Researchers at the Tufts University School of Medicine (TUSM), the Sackler School of Graduate Biomedical Sciences at Tufts and Tufts Medical Center (TMC) have recently discovered the cell of origin for a common type of breast cancer.
Co-primary investigators Dr. Charlotte Kuperwasser, associate professor at TUSM, and Dr. Philip Hinds, deputy director of TMC Cancer Center and professor at TMC, authored the study, which was published Jan. 19 in the Cancer Cell journal.
The Tufts research team conducted an in-vivo study that identified specific varieties of breast stem and progenitor cells, something that up until now has been difficult for scientists to do, according to a press release from TUSM and Sackler.
According to the study, the two known types of breast cancer originate from different progenitor cells.
The most common form of breast cancer, luminal-like cancer, is sensitive to hormones and grows relatively slowly. In comparison, the other form, basal-like cancer, lacks sensitivity to hormones and is more aggressive.
Hinds explained that the study found that the former originates from one type of progenitor cell, lobule progenitors, which are the self-renewing cells required to generate the milk-producing structures in breast tissue during pregnancy and lactation.
"We discovered that this population of progenitor cells depends on the activity of a protein called Cyclin D1 for self-renewal and differentiation," Hinds said. "Inhibiting Cyclin D1 prevented the formation of breast tumors in mice."
Kuperwasser said that the experiments performed included mating a tumor-prone mouse with a non-tumor-prone mouse.
"There was something wrong with the tissues in the first-generation mice, and when we tested the mice with pregnancy and lactation, the problem became more and more apparent," Kuperwasser said. "We wondered if it was a problem in development that might be linked to a fixed cell origin that was linked with the origin of cancer."
Hinds said that although cancer researchers have known for many years that a particular transgenic mouse causes breast cancer, the results of the recent study affirm that the cancer does not necessarily lead to the expansion of tumors.
"What has become increasingly clear is that not every type of epithelial cell is able to develop into a tumor, and that only specific cell types in the mammary gland eventually can become tumors," he said.
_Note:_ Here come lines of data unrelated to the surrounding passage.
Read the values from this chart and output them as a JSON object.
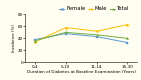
{
  "x_labels": [
    "0-4",
    "5-10",
    "11-14",
    "15-30"
  ],
  "x_values": [
    0,
    1,
    2,
    3
  ],
  "series": [
    {
      "name": "Female",
      "values": [
        38,
        48,
        43,
        33
      ],
      "color": "#5b9bd5",
      "marker": "s",
      "linestyle": "-"
    },
    {
      "name": "Male",
      "values": [
        34,
        58,
        52,
        63
      ],
      "color": "#ffc000",
      "marker": "o",
      "linestyle": "-"
    },
    {
      "name": "Total",
      "values": [
        36,
        50,
        46,
        40
      ],
      "color": "#70ad47",
      "marker": "^",
      "linestyle": "-"
    }
  ],
  "ylabel": "Incidence (%)",
  "xlabel": "Duration of Diabetes at Baseline Examination (Years)",
  "ylim": [
    0,
    80
  ],
  "yticks": [
    0,
    20,
    40,
    60,
    80
  ],
  "background_color": "#fffef0",
  "legend_fontsize": 3.8,
  "axis_fontsize": 3.0,
  "tick_fontsize": 3.0,
  "linewidth": 0.7,
  "markersize": 1.6
}
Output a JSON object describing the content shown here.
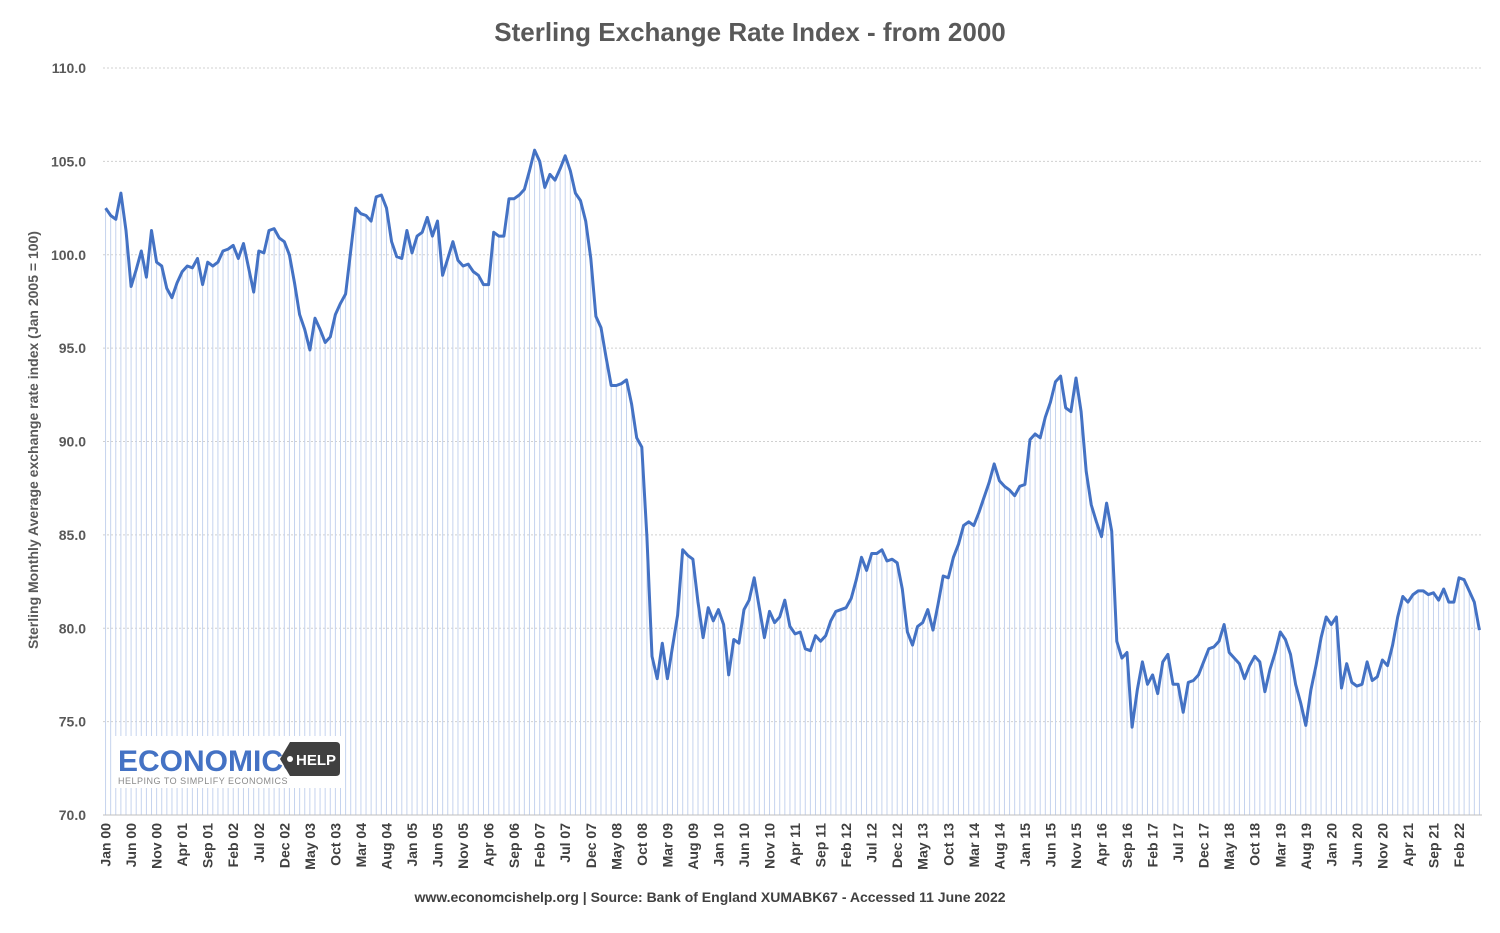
{
  "chart_data": {
    "type": "line",
    "title": "Sterling Exchange Rate Index - from 2000",
    "ylabel": "Sterling Monthly Average  exchange rate index (Jan 2005 = 100)",
    "xlabel": "",
    "source": "www.economcishelp.org | Source: Bank of England XUMABK67 - Accessed 11 June 2022",
    "ylim": [
      70,
      110
    ],
    "yticks": [
      "70.0",
      "75.0",
      "80.0",
      "85.0",
      "90.0",
      "95.0",
      "100.0",
      "105.0",
      "110.0"
    ],
    "x_start": "Jan 00",
    "x_tick_labels": [
      "Jan 00",
      "Jun 00",
      "Nov 00",
      "Apr 01",
      "Sep 01",
      "Feb 02",
      "Jul 02",
      "Dec 02",
      "May 03",
      "Oct 03",
      "Mar 04",
      "Aug 04",
      "Jan 05",
      "Jun 05",
      "Nov 05",
      "Apr 06",
      "Sep 06",
      "Feb 07",
      "Jul 07",
      "Dec 07",
      "May 08",
      "Oct 08",
      "Mar 09",
      "Aug 09",
      "Jan 10",
      "Jun 10",
      "Nov 10",
      "Apr 11",
      "Sep 11",
      "Feb 12",
      "Jul 12",
      "Dec 12",
      "May 13",
      "Oct 13",
      "Mar 14",
      "Aug 14",
      "Jan 15",
      "Jun 15",
      "Nov 15",
      "Apr 16",
      "Sep 16",
      "Feb 17",
      "Jul 17",
      "Dec 17",
      "May 18",
      "Oct 18",
      "Mar 19",
      "Aug 19",
      "Jan 20",
      "Jun 20",
      "Nov 20",
      "Apr 21",
      "Sep 21",
      "Feb 22"
    ],
    "grid": true,
    "series": [
      {
        "name": "",
        "color": "#4472c4",
        "values": [
          102.5,
          102.1,
          101.9,
          103.3,
          101.3,
          98.3,
          99.2,
          100.2,
          98.8,
          101.3,
          99.6,
          99.4,
          98.2,
          97.7,
          98.5,
          99.1,
          99.4,
          99.3,
          99.8,
          98.4,
          99.6,
          99.4,
          99.6,
          100.2,
          100.3,
          100.5,
          99.8,
          100.6,
          99.3,
          98.0,
          100.2,
          100.1,
          101.3,
          101.4,
          100.9,
          100.7,
          100.0,
          98.5,
          96.8,
          96.0,
          94.9,
          96.6,
          96.0,
          95.3,
          95.6,
          96.8,
          97.4,
          97.9,
          100.2,
          102.5,
          102.2,
          102.1,
          101.8,
          103.1,
          103.2,
          102.5,
          100.7,
          99.9,
          99.8,
          101.3,
          100.1,
          101.0,
          101.2,
          102.0,
          101.0,
          101.8,
          98.9,
          99.8,
          100.7,
          99.7,
          99.4,
          99.5,
          99.1,
          98.9,
          98.4,
          98.4,
          101.2,
          101.0,
          101.0,
          103.0,
          103.0,
          103.2,
          103.5,
          104.5,
          105.6,
          105.0,
          103.6,
          104.3,
          104.0,
          104.6,
          105.3,
          104.5,
          103.3,
          102.9,
          101.8,
          99.8,
          96.7,
          96.1,
          94.5,
          93.0,
          93.0,
          93.1,
          93.3,
          92.0,
          90.2,
          89.7,
          84.9,
          78.5,
          77.3,
          79.2,
          77.3,
          79.0,
          80.7,
          84.2,
          83.9,
          83.7,
          81.4,
          79.5,
          81.1,
          80.4,
          81.0,
          80.2,
          77.5,
          79.4,
          79.2,
          81.0,
          81.5,
          82.7,
          81.1,
          79.5,
          80.9,
          80.3,
          80.6,
          81.5,
          80.1,
          79.7,
          79.8,
          78.9,
          78.8,
          79.6,
          79.3,
          79.6,
          80.4,
          80.9,
          81.0,
          81.1,
          81.6,
          82.6,
          83.8,
          83.1,
          84.0,
          84.0,
          84.2,
          83.6,
          83.7,
          83.5,
          82.1,
          79.8,
          79.1,
          80.1,
          80.3,
          81.0,
          79.9,
          81.3,
          82.8,
          82.7,
          83.8,
          84.5,
          85.5,
          85.7,
          85.5,
          86.2,
          87.0,
          87.8,
          88.8,
          87.9,
          87.6,
          87.4,
          87.1,
          87.6,
          87.7,
          90.1,
          90.4,
          90.2,
          91.3,
          92.1,
          93.2,
          93.5,
          91.8,
          91.6,
          93.4,
          91.6,
          88.4,
          86.6,
          85.7,
          84.9,
          86.7,
          85.2,
          79.3,
          78.4,
          78.7,
          74.7,
          76.7,
          78.2,
          77.0,
          77.5,
          76.5,
          78.2,
          78.6,
          77.0,
          77.0,
          75.5,
          77.1,
          77.2,
          77.5,
          78.2,
          78.9,
          79.0,
          79.3,
          80.2,
          78.7,
          78.4,
          78.1,
          77.3,
          78.0,
          78.5,
          78.2,
          76.6,
          77.8,
          78.7,
          79.8,
          79.4,
          78.6,
          77.0,
          76.0,
          74.8,
          76.7,
          78.0,
          79.5,
          80.6,
          80.2,
          80.6,
          76.8,
          78.1,
          77.1,
          76.9,
          77.0,
          78.2,
          77.2,
          77.4,
          78.3,
          78.0,
          79.1,
          80.6,
          81.7,
          81.4,
          81.8,
          82.0,
          82.0,
          81.8,
          81.9,
          81.5,
          82.1,
          81.4,
          81.4,
          82.7,
          82.6,
          82.0,
          81.4,
          79.9
        ]
      }
    ]
  },
  "logo": {
    "name": "ECONOMICS",
    "badge": "HELP",
    "tagline": "HELPING TO SIMPLIFY ECONOMICS",
    "color": "#4472c4",
    "badge_color": "#404040"
  }
}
The discovery, according to Hinds, confirms a widely accepted idea that specific origin cells exist. In addition, it has revealed to the researchers that they can target "kinase enzymatic activity," which is largely effective on certain types of cancer.
Kuperwasser is optimistic that the research will be able to be applied soon, as drugs already targeting the specific enzyme are in clinical trials to treat other diseases.
"It would be useful to expand the trials to breast cancer," Kuperwasser said. "What is unclear is whether this will be effective or not."
Hinds indicated that understanding the enzyme is very translatable into the design of a clinical trial in the near future.
"The next step is to either use mouse models with these compounds, or if the drug targeting the enzyme is approved, go into clinical trials and subdivide the patients into groups that would represent that results that we predict," Hinds said.
Based off of its new findings that inhibition of Cyclin D1 prevents mammary tumor formation, Hinds said his research team would like to next investigate whether that inhibition can also slow or reverse the growth of existing tumors.
"We predict that targeting Cyclin D1 would diminish the progenitor cells that drive luminal-like tumor growth," Hinds said.